Удар в челюсть быстро привел в чувства, впрочем, ничего нового. Действенный способ вернуться в реальность из далеких мыслей, ничего не сказать. Кожа горела от полученных побоев, а кровь залила почти все лицо, попадая в глаза, которые так неприятно жгло. Только вот прикроешь глаза на секунду, и тебя снова ждет хук слева или справа, там уже не так важно будет. Кровь металлом отдавалась на языке, но оно и понятно. Хотя бы зубы целы. Это снова открылась только–только зажившая порванная губа, в ее самом уголке после предыдущего боя, залила все зубы кровью, но такое ждало не только меня. Отвести взгляд в сторону значит проиграть, поэтому напротив светилась ровно такая же кровавая улыбка. Ха! Та, правда, все никак не исчезала, а с каждой секундой становилась все шире и шире. Нелицеприятное действо, конечно.
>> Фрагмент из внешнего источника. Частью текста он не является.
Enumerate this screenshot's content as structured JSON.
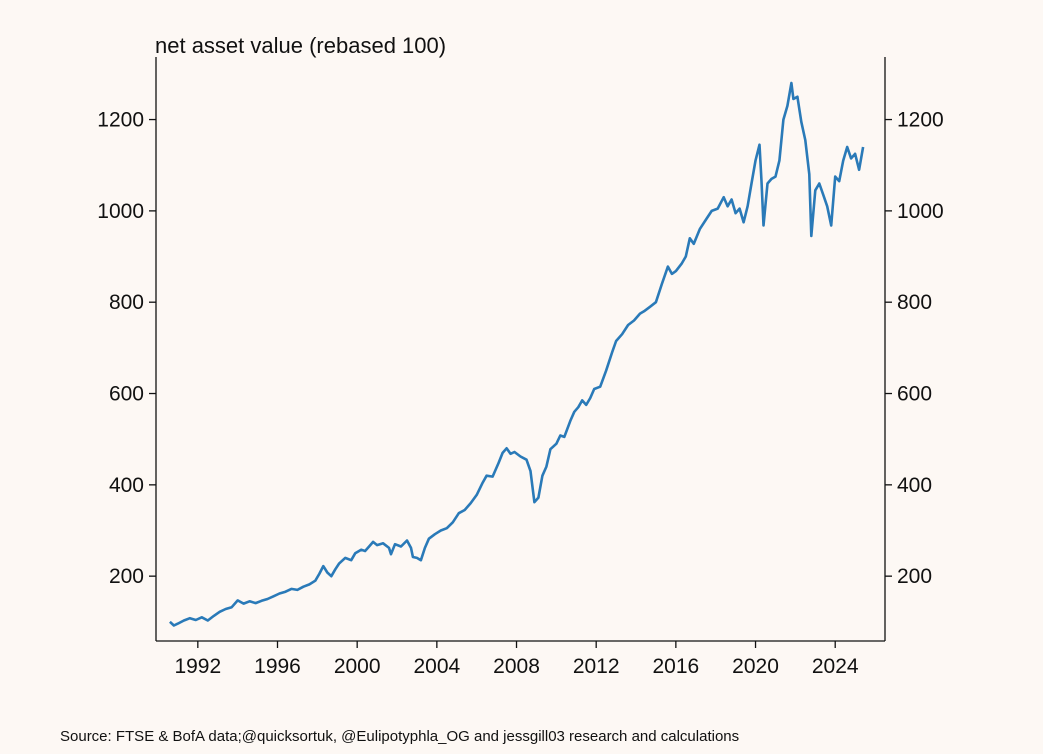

Удар, снова и снова. Плечо, правые ребра, левое колено. Тело горело, отказывалось слушаться и подчиняться, хотелось принять горизонтальное положение и просто отдышаться, но нет. Это бои. Только правил никаких не было, просто борьба. На деньги. Ну а что? Как еще развлекаться всем тем упившимся до свинячьего визга мужикам или бабам, которые умело таскали из их кошельков и без того еле заработанные гроши? Это лишь борьба на потеху публике, которая даже сейчас умудрялась поднимать ставки, шлепая пышногрудых красоток с подносами по попе, не чураясь никаких запретов хозяев клуба. Все это знали, видели и слышали. Ни раз и ни два. Десятки, несколько десятков, впрочем, я уже давно перестал вести счет. Как и перестал слышать все то, что сейчас истошно кричали те, кто поставил на меня все свои деньги.
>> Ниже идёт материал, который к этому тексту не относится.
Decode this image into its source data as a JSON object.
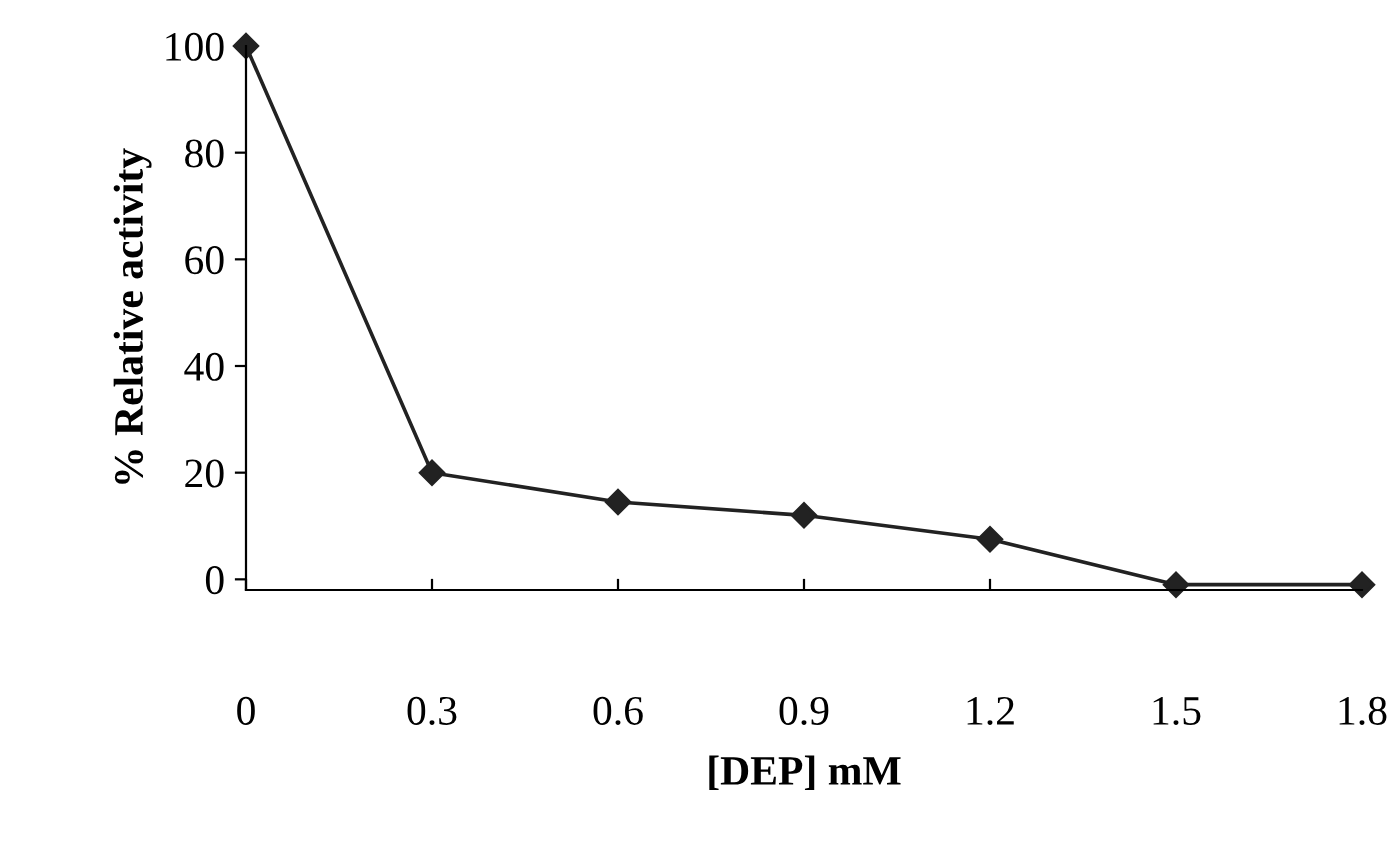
{
  "chart_data": {
    "type": "line",
    "xlabel": "[DEP] mM",
    "ylabel": "% Relative activity",
    "x": [
      0,
      0.3,
      0.6,
      0.9,
      1.2,
      1.5,
      1.8
    ],
    "series": [
      {
        "color": "#222222",
        "values": [
          100,
          20,
          14.5,
          12,
          7.5,
          -1,
          -1
        ]
      }
    ],
    "xlim": [
      0,
      1.8
    ],
    "xticks": [
      0,
      0.3,
      0.6,
      0.9,
      1.2,
      1.5,
      1.8
    ],
    "ylim": [
      -2,
      100
    ],
    "yticks": [
      0,
      20,
      40,
      60,
      80,
      100
    ],
    "marker": "diamond",
    "line_style": "solid",
    "grid": false,
    "legend": false
  }
}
– Уродец! Уродец! Уродец! Уродец! Уродец!

Так меня называли здесь, на ринге, в душных клубах, в сырых подвалах домов, – везде, что я и позабыл, какое же мое настоящее имя. Это продолжалось так долго… Сколько? Год? Два? Пять?

Новый удар привел сознание в чувства, но это никак не помогло восстановить уплывающую картинку перед глазами. Она вертелась, кружилась, но никак не становилась четче. Лишь кровавее. Вот же черт! Проморгаться бы, да только это верный проигрыш. Но я не я, если не выполню данный мне приказ.
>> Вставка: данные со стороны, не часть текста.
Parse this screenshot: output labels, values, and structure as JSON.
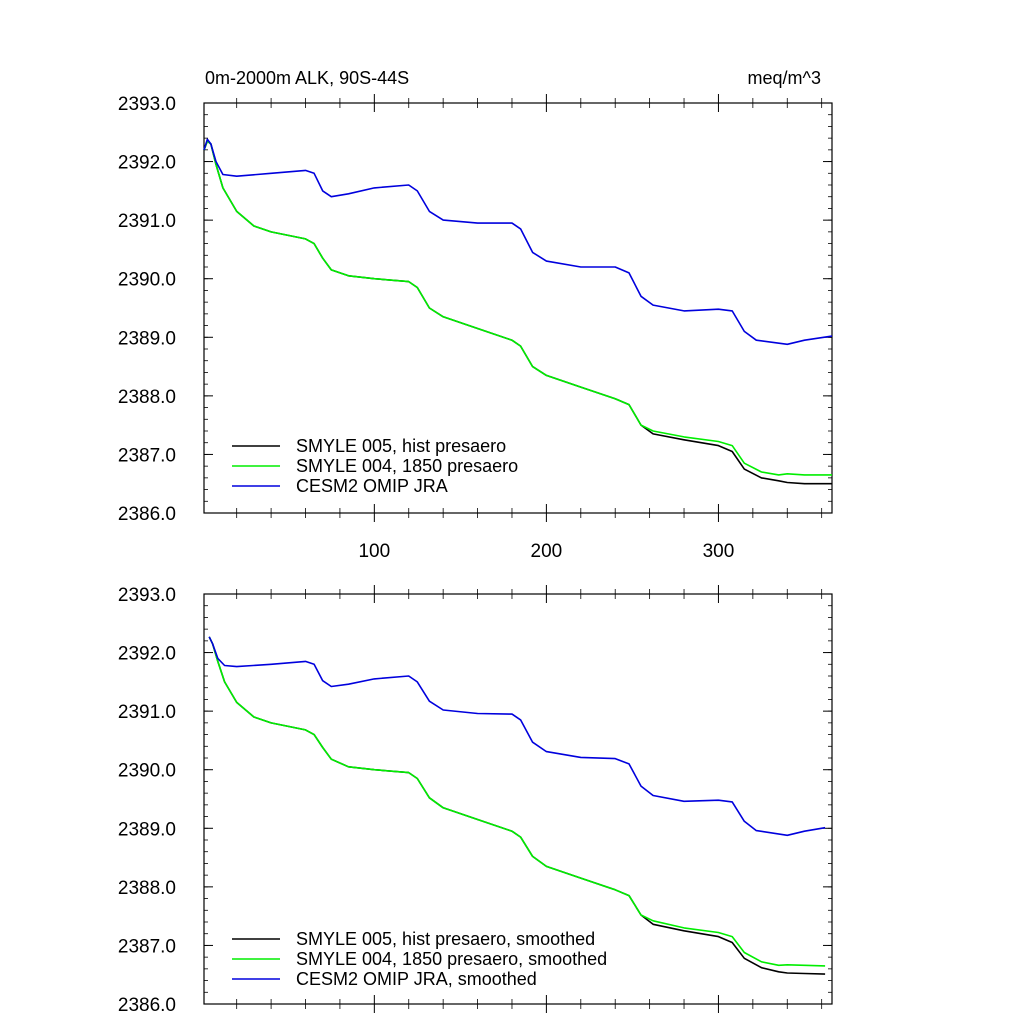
{
  "header": {
    "left_title": "0m-2000m ALK, 90S-44S",
    "right_title": "meq/m^3"
  },
  "chart_data": [
    {
      "type": "line",
      "title": "0m-2000m ALK, 90S-44S",
      "units_label": "meq/m^3",
      "xlim": [
        1,
        366
      ],
      "ylim": [
        2386.0,
        2393.0
      ],
      "x_tick_values": [
        100,
        200,
        300
      ],
      "x_tick_labels": [
        "100",
        "200",
        "300"
      ],
      "x_tick_labels_shown": true,
      "y_tick_values": [
        2386,
        2387,
        2388,
        2389,
        2390,
        2391,
        2392,
        2393
      ],
      "y_tick_labels": [
        "2386.0",
        "2387.0",
        "2388.0",
        "2389.0",
        "2390.0",
        "2391.0",
        "2392.0",
        "2393.0"
      ],
      "grid": false,
      "legend_position": "bottom-left",
      "series": [
        {
          "name": "SMYLE 005, hist presaero",
          "color": "#000000",
          "points": [
            [
              1,
              2392.2
            ],
            [
              3,
              2392.35
            ],
            [
              5,
              2392.3
            ],
            [
              8,
              2391.95
            ],
            [
              12,
              2391.55
            ],
            [
              20,
              2391.15
            ],
            [
              30,
              2390.9
            ],
            [
              40,
              2390.8
            ],
            [
              60,
              2390.68
            ],
            [
              65,
              2390.6
            ],
            [
              70,
              2390.35
            ],
            [
              75,
              2390.15
            ],
            [
              85,
              2390.05
            ],
            [
              100,
              2390.0
            ],
            [
              120,
              2389.95
            ],
            [
              125,
              2389.85
            ],
            [
              132,
              2389.5
            ],
            [
              140,
              2389.35
            ],
            [
              160,
              2389.15
            ],
            [
              180,
              2388.95
            ],
            [
              185,
              2388.85
            ],
            [
              192,
              2388.5
            ],
            [
              200,
              2388.35
            ],
            [
              220,
              2388.15
            ],
            [
              240,
              2387.95
            ],
            [
              248,
              2387.85
            ],
            [
              255,
              2387.5
            ],
            [
              262,
              2387.35
            ],
            [
              280,
              2387.25
            ],
            [
              300,
              2387.15
            ],
            [
              308,
              2387.05
            ],
            [
              315,
              2386.75
            ],
            [
              325,
              2386.6
            ],
            [
              335,
              2386.55
            ],
            [
              340,
              2386.52
            ],
            [
              350,
              2386.5
            ],
            [
              366,
              2386.5
            ]
          ]
        },
        {
          "name": "SMYLE 004, 1850 presaero",
          "color": "#00ee00",
          "points": [
            [
              1,
              2392.2
            ],
            [
              3,
              2392.35
            ],
            [
              5,
              2392.3
            ],
            [
              8,
              2391.95
            ],
            [
              12,
              2391.55
            ],
            [
              20,
              2391.15
            ],
            [
              30,
              2390.9
            ],
            [
              40,
              2390.8
            ],
            [
              60,
              2390.68
            ],
            [
              65,
              2390.6
            ],
            [
              70,
              2390.35
            ],
            [
              75,
              2390.15
            ],
            [
              85,
              2390.05
            ],
            [
              100,
              2390.0
            ],
            [
              120,
              2389.95
            ],
            [
              125,
              2389.85
            ],
            [
              132,
              2389.5
            ],
            [
              140,
              2389.35
            ],
            [
              160,
              2389.15
            ],
            [
              180,
              2388.95
            ],
            [
              185,
              2388.85
            ],
            [
              192,
              2388.5
            ],
            [
              200,
              2388.35
            ],
            [
              220,
              2388.15
            ],
            [
              240,
              2387.95
            ],
            [
              248,
              2387.85
            ],
            [
              255,
              2387.5
            ],
            [
              262,
              2387.4
            ],
            [
              280,
              2387.3
            ],
            [
              300,
              2387.22
            ],
            [
              308,
              2387.15
            ],
            [
              315,
              2386.85
            ],
            [
              325,
              2386.7
            ],
            [
              335,
              2386.65
            ],
            [
              340,
              2386.67
            ],
            [
              350,
              2386.65
            ],
            [
              366,
              2386.65
            ]
          ]
        },
        {
          "name": "CESM2 OMIP JRA",
          "color": "#0000dd",
          "points": [
            [
              1,
              2392.2
            ],
            [
              3,
              2392.38
            ],
            [
              5,
              2392.3
            ],
            [
              8,
              2392.0
            ],
            [
              12,
              2391.78
            ],
            [
              20,
              2391.75
            ],
            [
              40,
              2391.8
            ],
            [
              60,
              2391.85
            ],
            [
              65,
              2391.8
            ],
            [
              70,
              2391.5
            ],
            [
              75,
              2391.4
            ],
            [
              85,
              2391.45
            ],
            [
              100,
              2391.55
            ],
            [
              120,
              2391.6
            ],
            [
              125,
              2391.5
            ],
            [
              132,
              2391.15
            ],
            [
              140,
              2391.0
            ],
            [
              160,
              2390.95
            ],
            [
              180,
              2390.95
            ],
            [
              185,
              2390.85
            ],
            [
              192,
              2390.45
            ],
            [
              200,
              2390.3
            ],
            [
              220,
              2390.2
            ],
            [
              240,
              2390.2
            ],
            [
              248,
              2390.1
            ],
            [
              255,
              2389.7
            ],
            [
              262,
              2389.55
            ],
            [
              280,
              2389.45
            ],
            [
              300,
              2389.48
            ],
            [
              308,
              2389.45
            ],
            [
              315,
              2389.1
            ],
            [
              322,
              2388.95
            ],
            [
              340,
              2388.88
            ],
            [
              350,
              2388.95
            ],
            [
              366,
              2389.02
            ]
          ]
        }
      ]
    },
    {
      "type": "line",
      "xlim": [
        1,
        366
      ],
      "ylim": [
        2386.0,
        2393.0
      ],
      "x_tick_values": [
        100,
        200,
        300
      ],
      "x_tick_labels_shown": false,
      "y_tick_values": [
        2386,
        2387,
        2388,
        2389,
        2390,
        2391,
        2392,
        2393
      ],
      "y_tick_labels": [
        "2386.0",
        "2387.0",
        "2388.0",
        "2389.0",
        "2390.0",
        "2391.0",
        "2392.0",
        "2393.0"
      ],
      "grid": false,
      "legend_position": "bottom-left",
      "series": [
        {
          "name": "SMYLE 005, hist presaero, smoothed",
          "color": "#000000",
          "points": [
            [
              4,
              2392.27
            ],
            [
              6,
              2392.15
            ],
            [
              9,
              2391.85
            ],
            [
              13,
              2391.5
            ],
            [
              20,
              2391.15
            ],
            [
              30,
              2390.9
            ],
            [
              40,
              2390.8
            ],
            [
              60,
              2390.68
            ],
            [
              65,
              2390.6
            ],
            [
              70,
              2390.38
            ],
            [
              75,
              2390.18
            ],
            [
              85,
              2390.05
            ],
            [
              100,
              2390.0
            ],
            [
              120,
              2389.95
            ],
            [
              125,
              2389.85
            ],
            [
              132,
              2389.52
            ],
            [
              140,
              2389.35
            ],
            [
              160,
              2389.15
            ],
            [
              180,
              2388.95
            ],
            [
              185,
              2388.85
            ],
            [
              192,
              2388.52
            ],
            [
              200,
              2388.35
            ],
            [
              220,
              2388.15
            ],
            [
              240,
              2387.95
            ],
            [
              248,
              2387.85
            ],
            [
              255,
              2387.52
            ],
            [
              262,
              2387.36
            ],
            [
              280,
              2387.25
            ],
            [
              300,
              2387.15
            ],
            [
              308,
              2387.05
            ],
            [
              315,
              2386.78
            ],
            [
              325,
              2386.62
            ],
            [
              335,
              2386.55
            ],
            [
              340,
              2386.53
            ],
            [
              350,
              2386.52
            ],
            [
              362,
              2386.51
            ]
          ]
        },
        {
          "name": "SMYLE 004, 1850 presaero, smoothed",
          "color": "#00ee00",
          "points": [
            [
              4,
              2392.27
            ],
            [
              6,
              2392.15
            ],
            [
              9,
              2391.85
            ],
            [
              13,
              2391.5
            ],
            [
              20,
              2391.15
            ],
            [
              30,
              2390.9
            ],
            [
              40,
              2390.8
            ],
            [
              60,
              2390.68
            ],
            [
              65,
              2390.6
            ],
            [
              70,
              2390.38
            ],
            [
              75,
              2390.18
            ],
            [
              85,
              2390.05
            ],
            [
              100,
              2390.0
            ],
            [
              120,
              2389.95
            ],
            [
              125,
              2389.85
            ],
            [
              132,
              2389.52
            ],
            [
              140,
              2389.35
            ],
            [
              160,
              2389.15
            ],
            [
              180,
              2388.95
            ],
            [
              185,
              2388.85
            ],
            [
              192,
              2388.52
            ],
            [
              200,
              2388.35
            ],
            [
              220,
              2388.15
            ],
            [
              240,
              2387.95
            ],
            [
              248,
              2387.85
            ],
            [
              255,
              2387.52
            ],
            [
              262,
              2387.42
            ],
            [
              280,
              2387.3
            ],
            [
              300,
              2387.22
            ],
            [
              308,
              2387.15
            ],
            [
              315,
              2386.88
            ],
            [
              325,
              2386.72
            ],
            [
              335,
              2386.66
            ],
            [
              340,
              2386.67
            ],
            [
              350,
              2386.66
            ],
            [
              362,
              2386.65
            ]
          ]
        },
        {
          "name": "CESM2 OMIP JRA, smoothed",
          "color": "#0000dd",
          "points": [
            [
              4,
              2392.27
            ],
            [
              6,
              2392.15
            ],
            [
              9,
              2391.9
            ],
            [
              13,
              2391.78
            ],
            [
              20,
              2391.76
            ],
            [
              40,
              2391.8
            ],
            [
              60,
              2391.85
            ],
            [
              65,
              2391.8
            ],
            [
              70,
              2391.52
            ],
            [
              75,
              2391.42
            ],
            [
              85,
              2391.46
            ],
            [
              100,
              2391.55
            ],
            [
              120,
              2391.6
            ],
            [
              125,
              2391.5
            ],
            [
              132,
              2391.17
            ],
            [
              140,
              2391.02
            ],
            [
              160,
              2390.96
            ],
            [
              180,
              2390.95
            ],
            [
              185,
              2390.85
            ],
            [
              192,
              2390.47
            ],
            [
              200,
              2390.31
            ],
            [
              220,
              2390.21
            ],
            [
              240,
              2390.19
            ],
            [
              248,
              2390.1
            ],
            [
              255,
              2389.72
            ],
            [
              262,
              2389.56
            ],
            [
              280,
              2389.46
            ],
            [
              300,
              2389.48
            ],
            [
              308,
              2389.45
            ],
            [
              315,
              2389.12
            ],
            [
              322,
              2388.96
            ],
            [
              340,
              2388.88
            ],
            [
              350,
              2388.95
            ],
            [
              362,
              2389.01
            ]
          ]
        }
      ]
    }
  ]
}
«Выиграй», – одно слово, брошенное вместе с неопределенным легким взмахом руки, и вот я здесь.

Сознание ускользало. Медленно темнело, скрадывая тени все сильнее и сильнее. Да уж, сегодня явно не мой день. А какое сегодня число? Вот черт! Новый удар ровно в челюсть, и я видел, как противник резко упал. А нет, упал как раз–таки я. Проиграл…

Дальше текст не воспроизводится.